Namorrordo: Malicious Spirit of the Shooting Star
‘In large holes in the vast, rocky Arnhem Land plateau, which the Aborigines refer to as “the stone country” live malicious spirits called Namarnde or namorrordo. These are long-haired people with very thin bodies (“just a little muscle over their bones”) and long, slender fingers tipped with long nails.
Namarnde are considered to be dangerous to humans. In the daytime, they stay quietly in their cool holes in the stone country. At dusk they begin to prowl abroad, uttering high-pitched cry: “Go-wed!”. After nightfall, they go on a “sneaking walkabout” across the sky, looking for a solitary, sleeping Aborigine whose liver and kidney they will remove. This is a practice also favoured by malicious human sorcerers: when the victim awakens, there is no mark on his or her body. In three or four days the person dies.
Namarnde were sometimes glimpsed on their prowls by the ‘old people’ (past generations), who would subsequently paint the image on a rock face or on the inner walls of their bark huts so as to show people what a namurrordo looked like.
Today namorrordo are always invisible to people except when, during their night-time prowls in the sky, they show themselves for a few seconds as a falling star divided across the heavens.
Namarrkon the Lightning Spirit in the Work of Diidja
Namarrkon, the ancestral Lightning Spirit of Western Arnhem Land, is a potent presence in the bark paintings of early Arnhem Land artist Diidja, also known as Mandidi. Revered as the spiritual force behind the violent monsoonal storms of the Kunumeleng season, Namarrkon is not simply a mythological figure in Diidja’s work but a living ancestral being—his power encoded in pigment, form, and cultural law. During the dry season, Namarrkon resides in a sacred billabong near Numbuwah, east of Koongarra, watching the sky and his estranged wife through a hole in a nearby stone pillar—an eye left behind at his Dreaming site, Namarrkondjadjan.
In Diidja’s barks, Namarrkon is rendered with stark, spiritual force—figures outlined in white kaolin and filled with fine red dotting on ochre ground, reflecting an aesthetic inherited directly from ancient rock art. These images, often stripped of decorative rarrk, instead emphasise form, movement, and mythic power. As Namarrkon ascends into the clouds each October, his fury grows: he beats thunder from stone axes affixed to his elbows and knees, ejects lightning from rods that spiral from his ears to his genitals, and signals the ripening of bush foods. By January, his storms split trees and shake the land.

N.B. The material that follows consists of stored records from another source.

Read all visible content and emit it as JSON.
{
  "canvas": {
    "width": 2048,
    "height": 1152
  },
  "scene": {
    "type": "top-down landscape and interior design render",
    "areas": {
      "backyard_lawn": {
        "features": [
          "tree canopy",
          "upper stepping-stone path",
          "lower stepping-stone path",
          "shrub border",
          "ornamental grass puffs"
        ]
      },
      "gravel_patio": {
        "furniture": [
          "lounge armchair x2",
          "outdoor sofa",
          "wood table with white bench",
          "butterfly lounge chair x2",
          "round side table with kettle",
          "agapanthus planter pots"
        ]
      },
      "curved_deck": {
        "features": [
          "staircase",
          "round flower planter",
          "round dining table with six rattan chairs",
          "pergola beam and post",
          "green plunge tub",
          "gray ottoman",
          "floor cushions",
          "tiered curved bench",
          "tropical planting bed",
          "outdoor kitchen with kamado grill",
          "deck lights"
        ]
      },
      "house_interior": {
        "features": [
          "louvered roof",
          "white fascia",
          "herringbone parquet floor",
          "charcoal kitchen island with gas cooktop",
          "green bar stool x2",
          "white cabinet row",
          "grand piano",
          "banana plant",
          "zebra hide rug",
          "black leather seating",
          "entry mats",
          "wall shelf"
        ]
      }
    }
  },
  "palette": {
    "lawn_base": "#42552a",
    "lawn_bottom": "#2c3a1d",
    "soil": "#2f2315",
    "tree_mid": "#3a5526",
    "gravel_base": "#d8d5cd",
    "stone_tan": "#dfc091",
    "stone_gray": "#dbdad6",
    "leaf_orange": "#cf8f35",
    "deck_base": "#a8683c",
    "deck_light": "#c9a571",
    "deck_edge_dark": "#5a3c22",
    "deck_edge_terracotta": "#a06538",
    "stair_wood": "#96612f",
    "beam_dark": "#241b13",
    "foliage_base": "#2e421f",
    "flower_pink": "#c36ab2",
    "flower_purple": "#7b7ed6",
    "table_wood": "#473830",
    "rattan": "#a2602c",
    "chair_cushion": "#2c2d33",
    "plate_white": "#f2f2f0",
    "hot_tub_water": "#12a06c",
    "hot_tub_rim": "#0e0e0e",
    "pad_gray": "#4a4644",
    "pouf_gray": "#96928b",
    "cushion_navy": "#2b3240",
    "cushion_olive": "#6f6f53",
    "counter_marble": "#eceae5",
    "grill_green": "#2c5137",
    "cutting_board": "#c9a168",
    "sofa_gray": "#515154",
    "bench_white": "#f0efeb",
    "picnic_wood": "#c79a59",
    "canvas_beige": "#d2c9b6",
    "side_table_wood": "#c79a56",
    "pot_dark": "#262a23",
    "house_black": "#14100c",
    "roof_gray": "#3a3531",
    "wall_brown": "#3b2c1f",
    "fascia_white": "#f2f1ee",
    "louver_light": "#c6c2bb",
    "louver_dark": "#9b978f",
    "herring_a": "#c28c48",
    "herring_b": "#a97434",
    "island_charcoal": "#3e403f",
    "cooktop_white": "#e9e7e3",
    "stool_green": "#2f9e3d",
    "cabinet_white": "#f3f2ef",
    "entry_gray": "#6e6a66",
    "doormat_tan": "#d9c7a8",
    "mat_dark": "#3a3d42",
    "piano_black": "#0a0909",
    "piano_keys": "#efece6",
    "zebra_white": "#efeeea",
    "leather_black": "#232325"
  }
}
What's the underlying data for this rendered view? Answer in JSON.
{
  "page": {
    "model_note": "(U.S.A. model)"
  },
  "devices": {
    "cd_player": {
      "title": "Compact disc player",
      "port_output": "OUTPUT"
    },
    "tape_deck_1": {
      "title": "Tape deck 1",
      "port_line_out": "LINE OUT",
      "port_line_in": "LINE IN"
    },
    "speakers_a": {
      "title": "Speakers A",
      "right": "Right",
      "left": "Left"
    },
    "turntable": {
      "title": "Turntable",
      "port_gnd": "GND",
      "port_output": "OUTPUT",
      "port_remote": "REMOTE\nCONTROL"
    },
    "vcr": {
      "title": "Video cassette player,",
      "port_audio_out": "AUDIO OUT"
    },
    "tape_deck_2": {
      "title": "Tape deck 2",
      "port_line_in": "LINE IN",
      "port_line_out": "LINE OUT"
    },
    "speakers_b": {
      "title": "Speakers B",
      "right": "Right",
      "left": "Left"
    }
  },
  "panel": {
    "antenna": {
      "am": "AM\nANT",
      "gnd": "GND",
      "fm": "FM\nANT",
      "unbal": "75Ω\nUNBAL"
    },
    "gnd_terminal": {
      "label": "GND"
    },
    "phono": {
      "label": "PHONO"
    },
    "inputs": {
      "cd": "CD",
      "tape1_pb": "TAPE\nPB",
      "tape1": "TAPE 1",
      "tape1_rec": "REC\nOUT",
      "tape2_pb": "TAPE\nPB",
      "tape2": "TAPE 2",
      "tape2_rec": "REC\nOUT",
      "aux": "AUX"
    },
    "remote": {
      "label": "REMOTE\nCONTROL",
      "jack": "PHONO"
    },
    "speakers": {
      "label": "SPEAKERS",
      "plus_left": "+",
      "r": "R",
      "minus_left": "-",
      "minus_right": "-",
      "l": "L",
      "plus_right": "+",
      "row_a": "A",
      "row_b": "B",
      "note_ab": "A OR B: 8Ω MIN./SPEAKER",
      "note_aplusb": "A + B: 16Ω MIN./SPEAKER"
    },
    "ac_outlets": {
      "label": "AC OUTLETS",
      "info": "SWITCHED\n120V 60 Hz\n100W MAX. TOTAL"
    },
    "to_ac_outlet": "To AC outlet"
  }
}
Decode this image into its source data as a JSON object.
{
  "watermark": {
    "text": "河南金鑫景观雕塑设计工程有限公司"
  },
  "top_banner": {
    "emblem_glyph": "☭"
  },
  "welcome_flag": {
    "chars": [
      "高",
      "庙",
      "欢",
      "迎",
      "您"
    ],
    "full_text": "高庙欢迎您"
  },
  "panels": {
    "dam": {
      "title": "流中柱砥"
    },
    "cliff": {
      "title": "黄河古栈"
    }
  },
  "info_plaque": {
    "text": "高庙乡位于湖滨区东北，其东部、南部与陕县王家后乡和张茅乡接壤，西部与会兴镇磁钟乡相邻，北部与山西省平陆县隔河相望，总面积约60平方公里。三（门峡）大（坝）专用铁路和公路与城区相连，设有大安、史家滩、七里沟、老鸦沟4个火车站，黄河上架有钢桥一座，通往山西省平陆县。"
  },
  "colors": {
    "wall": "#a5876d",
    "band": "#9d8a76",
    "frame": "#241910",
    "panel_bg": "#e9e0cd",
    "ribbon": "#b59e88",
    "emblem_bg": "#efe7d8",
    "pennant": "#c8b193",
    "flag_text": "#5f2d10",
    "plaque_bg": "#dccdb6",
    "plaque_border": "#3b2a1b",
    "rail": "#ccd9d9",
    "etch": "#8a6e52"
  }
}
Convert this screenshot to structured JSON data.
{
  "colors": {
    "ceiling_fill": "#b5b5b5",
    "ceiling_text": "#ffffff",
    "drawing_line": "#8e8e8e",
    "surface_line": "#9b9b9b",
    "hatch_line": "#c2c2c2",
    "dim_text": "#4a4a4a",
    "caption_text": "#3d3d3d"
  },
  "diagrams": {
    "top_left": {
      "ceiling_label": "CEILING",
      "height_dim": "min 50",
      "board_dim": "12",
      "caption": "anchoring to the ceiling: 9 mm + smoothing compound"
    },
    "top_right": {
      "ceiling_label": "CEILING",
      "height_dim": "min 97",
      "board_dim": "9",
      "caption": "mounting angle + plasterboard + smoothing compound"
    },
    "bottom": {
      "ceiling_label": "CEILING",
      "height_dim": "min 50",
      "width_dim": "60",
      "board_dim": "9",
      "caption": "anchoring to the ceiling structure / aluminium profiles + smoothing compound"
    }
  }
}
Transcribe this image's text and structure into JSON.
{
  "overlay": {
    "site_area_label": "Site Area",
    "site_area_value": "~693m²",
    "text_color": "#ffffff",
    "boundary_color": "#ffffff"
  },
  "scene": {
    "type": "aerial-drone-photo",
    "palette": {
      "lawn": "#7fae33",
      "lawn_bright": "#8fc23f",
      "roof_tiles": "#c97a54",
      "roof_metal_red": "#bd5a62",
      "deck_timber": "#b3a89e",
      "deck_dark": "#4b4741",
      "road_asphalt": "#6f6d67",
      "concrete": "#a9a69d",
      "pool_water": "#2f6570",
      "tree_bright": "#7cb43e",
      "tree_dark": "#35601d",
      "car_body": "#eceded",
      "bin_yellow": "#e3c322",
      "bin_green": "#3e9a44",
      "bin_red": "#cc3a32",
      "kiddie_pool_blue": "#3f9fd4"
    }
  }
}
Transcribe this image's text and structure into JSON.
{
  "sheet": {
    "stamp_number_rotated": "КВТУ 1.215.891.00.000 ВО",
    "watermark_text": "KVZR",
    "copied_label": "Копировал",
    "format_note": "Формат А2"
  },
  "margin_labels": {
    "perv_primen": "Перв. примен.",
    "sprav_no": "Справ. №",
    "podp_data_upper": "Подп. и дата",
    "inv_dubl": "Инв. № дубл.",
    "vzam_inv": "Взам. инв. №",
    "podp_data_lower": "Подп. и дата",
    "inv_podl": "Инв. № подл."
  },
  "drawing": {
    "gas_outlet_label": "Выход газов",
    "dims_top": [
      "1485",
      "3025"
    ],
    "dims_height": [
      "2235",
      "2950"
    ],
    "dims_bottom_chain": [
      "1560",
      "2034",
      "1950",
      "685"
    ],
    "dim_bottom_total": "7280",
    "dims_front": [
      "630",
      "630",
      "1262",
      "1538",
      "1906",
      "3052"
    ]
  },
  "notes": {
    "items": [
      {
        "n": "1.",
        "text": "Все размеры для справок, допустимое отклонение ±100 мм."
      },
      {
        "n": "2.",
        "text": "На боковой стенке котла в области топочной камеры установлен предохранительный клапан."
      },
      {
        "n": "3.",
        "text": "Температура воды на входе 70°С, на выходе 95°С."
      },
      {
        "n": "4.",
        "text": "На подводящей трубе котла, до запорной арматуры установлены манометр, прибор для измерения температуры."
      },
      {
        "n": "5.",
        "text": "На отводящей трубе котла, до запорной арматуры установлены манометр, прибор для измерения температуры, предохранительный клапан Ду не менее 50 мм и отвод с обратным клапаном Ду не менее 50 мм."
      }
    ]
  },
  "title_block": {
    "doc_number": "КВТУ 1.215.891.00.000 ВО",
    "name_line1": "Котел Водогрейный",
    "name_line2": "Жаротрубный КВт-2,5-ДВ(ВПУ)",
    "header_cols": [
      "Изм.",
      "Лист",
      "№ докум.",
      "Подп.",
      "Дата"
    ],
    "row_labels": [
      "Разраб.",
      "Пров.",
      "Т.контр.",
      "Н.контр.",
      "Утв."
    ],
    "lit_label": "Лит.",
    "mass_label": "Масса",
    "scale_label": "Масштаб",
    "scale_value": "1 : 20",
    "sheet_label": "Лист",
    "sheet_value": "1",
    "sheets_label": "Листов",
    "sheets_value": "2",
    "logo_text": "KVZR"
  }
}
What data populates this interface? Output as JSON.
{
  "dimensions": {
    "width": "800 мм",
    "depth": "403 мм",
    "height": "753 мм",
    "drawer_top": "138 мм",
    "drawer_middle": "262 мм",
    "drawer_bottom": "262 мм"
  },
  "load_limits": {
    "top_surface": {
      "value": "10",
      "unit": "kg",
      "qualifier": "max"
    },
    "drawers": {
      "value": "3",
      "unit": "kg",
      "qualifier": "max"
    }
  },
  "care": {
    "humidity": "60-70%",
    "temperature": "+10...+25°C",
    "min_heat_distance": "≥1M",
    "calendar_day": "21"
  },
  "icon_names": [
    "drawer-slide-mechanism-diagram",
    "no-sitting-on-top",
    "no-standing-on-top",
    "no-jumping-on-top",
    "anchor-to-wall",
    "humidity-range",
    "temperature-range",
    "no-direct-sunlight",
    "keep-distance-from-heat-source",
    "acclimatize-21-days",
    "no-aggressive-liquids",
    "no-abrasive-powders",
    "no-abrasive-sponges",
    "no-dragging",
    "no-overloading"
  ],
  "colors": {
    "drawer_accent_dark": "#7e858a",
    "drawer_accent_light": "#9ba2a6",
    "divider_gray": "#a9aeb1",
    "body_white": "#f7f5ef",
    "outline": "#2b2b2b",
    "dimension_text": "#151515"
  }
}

Diidja’s paintings of Namarrkon reflect this elemental energy—expressive, untamed, and spiritually charged. The blue and orange Leichhardt’s grasshoppers, Namarrkon’s spirit children, are also hinted at in ceremonial context. His lagoon remains a place of danger and reverence, strictly avoided. Through bark painting, Diidja preserved Namarrkon’s presence not just as story but as law, mapping the cycles of season and spirit with a visual language that is raw, ancient, and enduring.